Ein Werkportrait des kanadischen Filmemachers Denis Villeneuve und seines Brückenschlags zwischen Arthouse- und Mainstreamkino

Spätestens seit seinen Science-Fiction-Erfolgen Arrival und Blade Runner 2049 ist der Kanadier Denis Villeneuve zu einer eigenen Marke im aktuellen Blockbusterkino geworden; ähnlich wie Ridley Scott oder Christopher Nolan ist er ein «auteur» im Mainstream. Sein Epos Dune ließ beim Filmfestival Venedig 2021 den Lido beben und startete am 16.9.22 in den deutschen Kinos. Anlass für ein Werkporträt.

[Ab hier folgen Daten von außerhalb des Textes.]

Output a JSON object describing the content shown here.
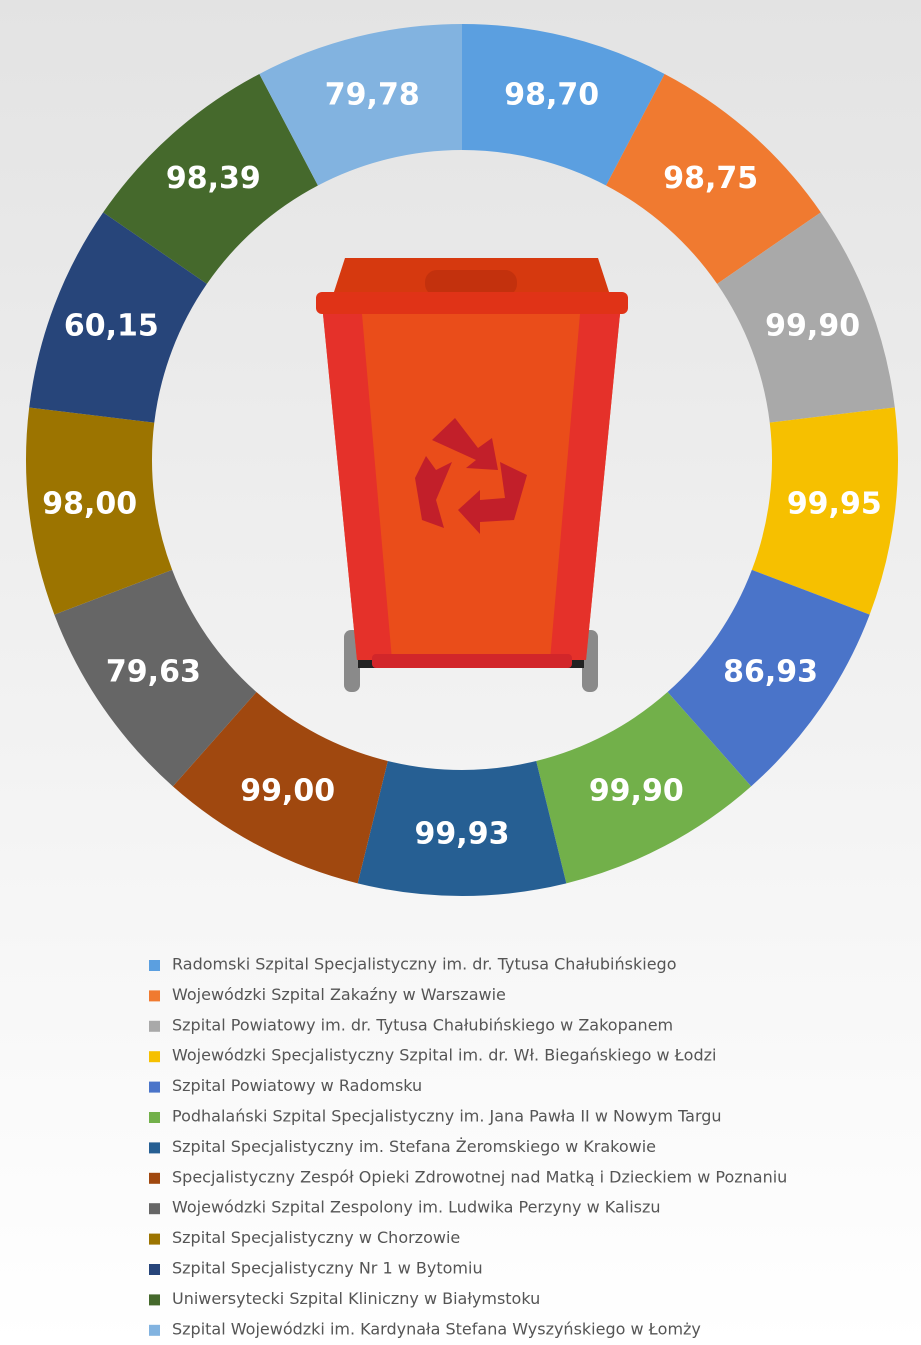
{
  "chart_data": {
    "type": "donut",
    "categories": [
      "Radomski Szpital Specjalistyczny im. dr. Tytusa Chałubińskiego",
      "Wojewódzki Szpital Zakaźny w Warszawie",
      "Szpital Powiatowy im. dr. Tytusa Chałubińskiego w Zakopanem",
      "Wojewódzki Specjalistyczny Szpital im. dr. Wł. Biegańskiego w Łodzi",
      "Szpital Powiatowy w Radomsku",
      "Podhalański Szpital Specjalistyczny im. Jana Pawła II w Nowym Targu",
      "Szpital Specjalistyczny im. Stefana Żeromskiego w Krakowie",
      "Specjalistyczny Zespół Opieki Zdrowotnej nad Matką i Dzieckiem w Poznaniu",
      "Wojewódzki Szpital Zespolony im. Ludwika Perzyny w Kaliszu",
      "Szpital Specjalistyczny w Chorzowie",
      "Szpital Specjalistyczny Nr 1 w Bytomiu",
      "Uniwersytecki Szpital Kliniczny w Białymstoku",
      "Szpital Wojewódzki im. Kardynała Stefana Wyszyńskiego w Łomży"
    ],
    "values": [
      98.7,
      98.75,
      99.9,
      99.95,
      86.93,
      99.9,
      99.93,
      99.0,
      79.63,
      98.0,
      60.15,
      98.39,
      79.78
    ],
    "value_labels": [
      "98,70",
      "98,75",
      "99,90",
      "99,95",
      "86,93",
      "99,90",
      "99,93",
      "99,00",
      "79,63",
      "98,00",
      "60,15",
      "98,39",
      "79,78"
    ],
    "colors": [
      "#5b9fe0",
      "#f07a30",
      "#a9a9a9",
      "#f6c000",
      "#4a74c9",
      "#72b04a",
      "#265f93",
      "#a0480f",
      "#666666",
      "#9c7400",
      "#27457a",
      "#45692c",
      "#82b3e0"
    ]
  }
}
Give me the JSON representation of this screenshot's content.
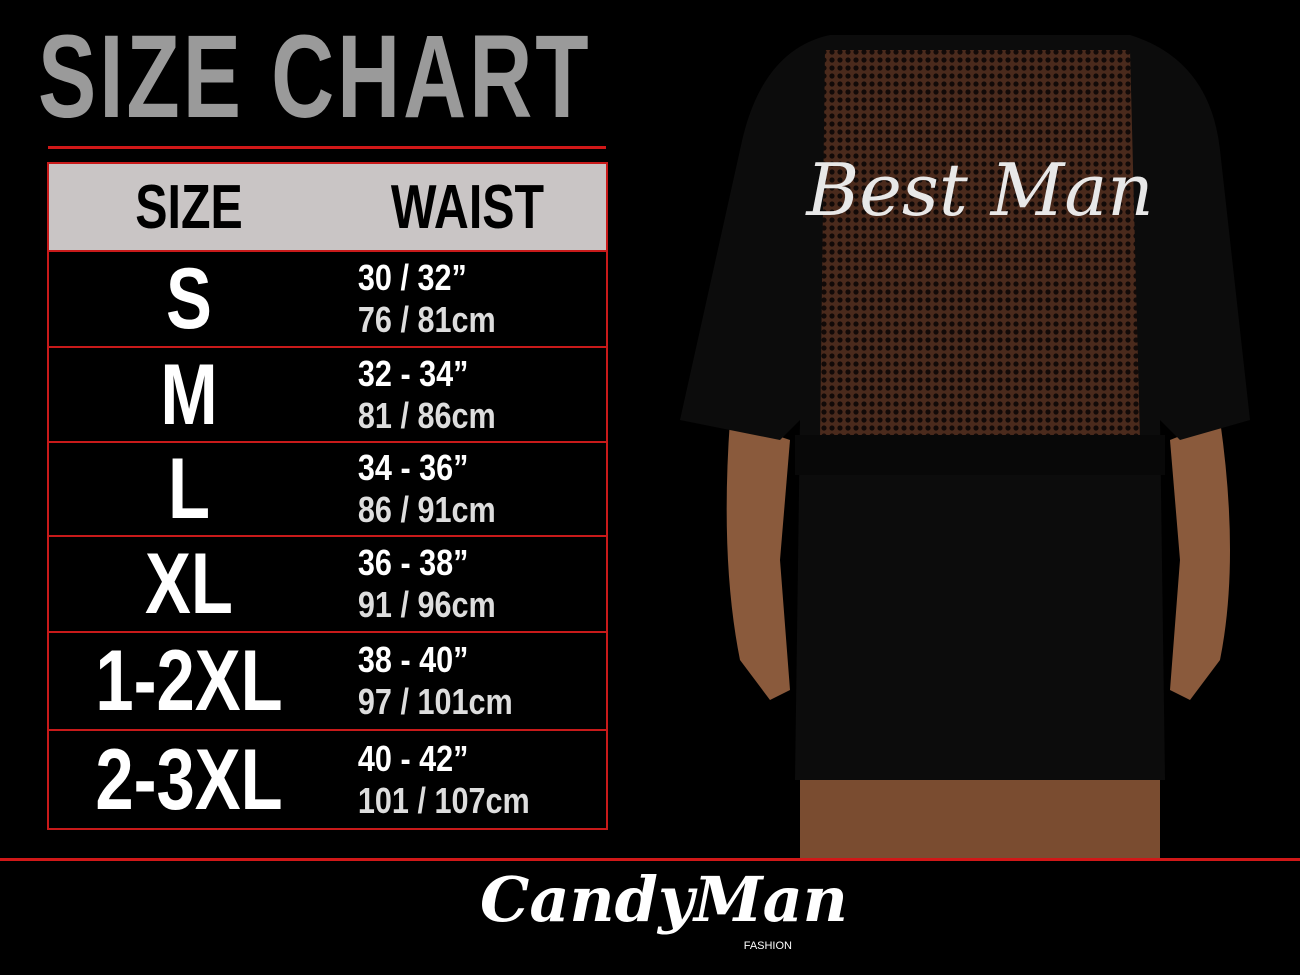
{
  "title": "SIZE CHART",
  "table": {
    "headers": [
      "SIZE",
      "WAIST"
    ],
    "rows": [
      {
        "size": "S",
        "inches": "30 / 32”",
        "cm": "76 / 81cm"
      },
      {
        "size": "M",
        "inches": "32 - 34”",
        "cm": "81 / 86cm"
      },
      {
        "size": "L",
        "inches": "34 - 36”",
        "cm": "86 / 91cm"
      },
      {
        "size": "XL",
        "inches": "36 - 38”",
        "cm": "91 / 96cm"
      },
      {
        "size": "1-2XL",
        "inches": "38 - 40”",
        "cm": "97 / 101cm"
      },
      {
        "size": "2-3XL",
        "inches": "40 - 42”",
        "cm": "101 / 107cm"
      }
    ]
  },
  "product": {
    "print_text": "Best Man"
  },
  "logo": {
    "brand": "CandyMan",
    "sub": "FASHION"
  },
  "colors": {
    "accent": "#d01818",
    "header_bg": "#c9c5c5",
    "title": "#9a9a9a",
    "background": "#000000"
  }
}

DUNE (USA 2021), © Warner Bros.

Herbst 2013. Im Kino läuft Prisoners an, ein Thriller über eine Kindesentführung, einen verzweifelten Vater und einen schrecklich übermüdeten Detective. Eine Geschichte, die Spannung verspricht, die sicher unbequem wird – vor allem, wenn man Kinder hat – aber auch nichts, was irgendwie revolutionär oder neu klingt. Hollywood-Thriller-Standardstoff eben, wenngleich hochkarätig besetzt mit Jake Gyllenhaal, Hugh Jackman und Paul Dano. 150 Minuten dauert dieser hochgradig effektiv inszenierte Trip. Und über 150 Minuten gelingt es dem Regisseur, eine immense Spannung aufzubauen, zu fesseln, das Publikum in den Bann zu ziehen von der ersten bis zur letzten Minute, es einzuhüllen in eine düster-bedrohliche Soundkulisse und mit hineinzuziehen in menschliche Abgründe. Wer hat da Regie geführt? Denis Villeneuve. Prisoners war nicht sein erster Film, wohl aber sein erster Blockbuster. Weniger als ein Jahrzehnt später zählt der Kanadier zu den bedeutendsten Hollywood-Regisseuren, der meisterhaft die Brücke zwischen Arthouse und Mainstream schlägt und großes Kino für das Auge, den Bauch und Kopf macht.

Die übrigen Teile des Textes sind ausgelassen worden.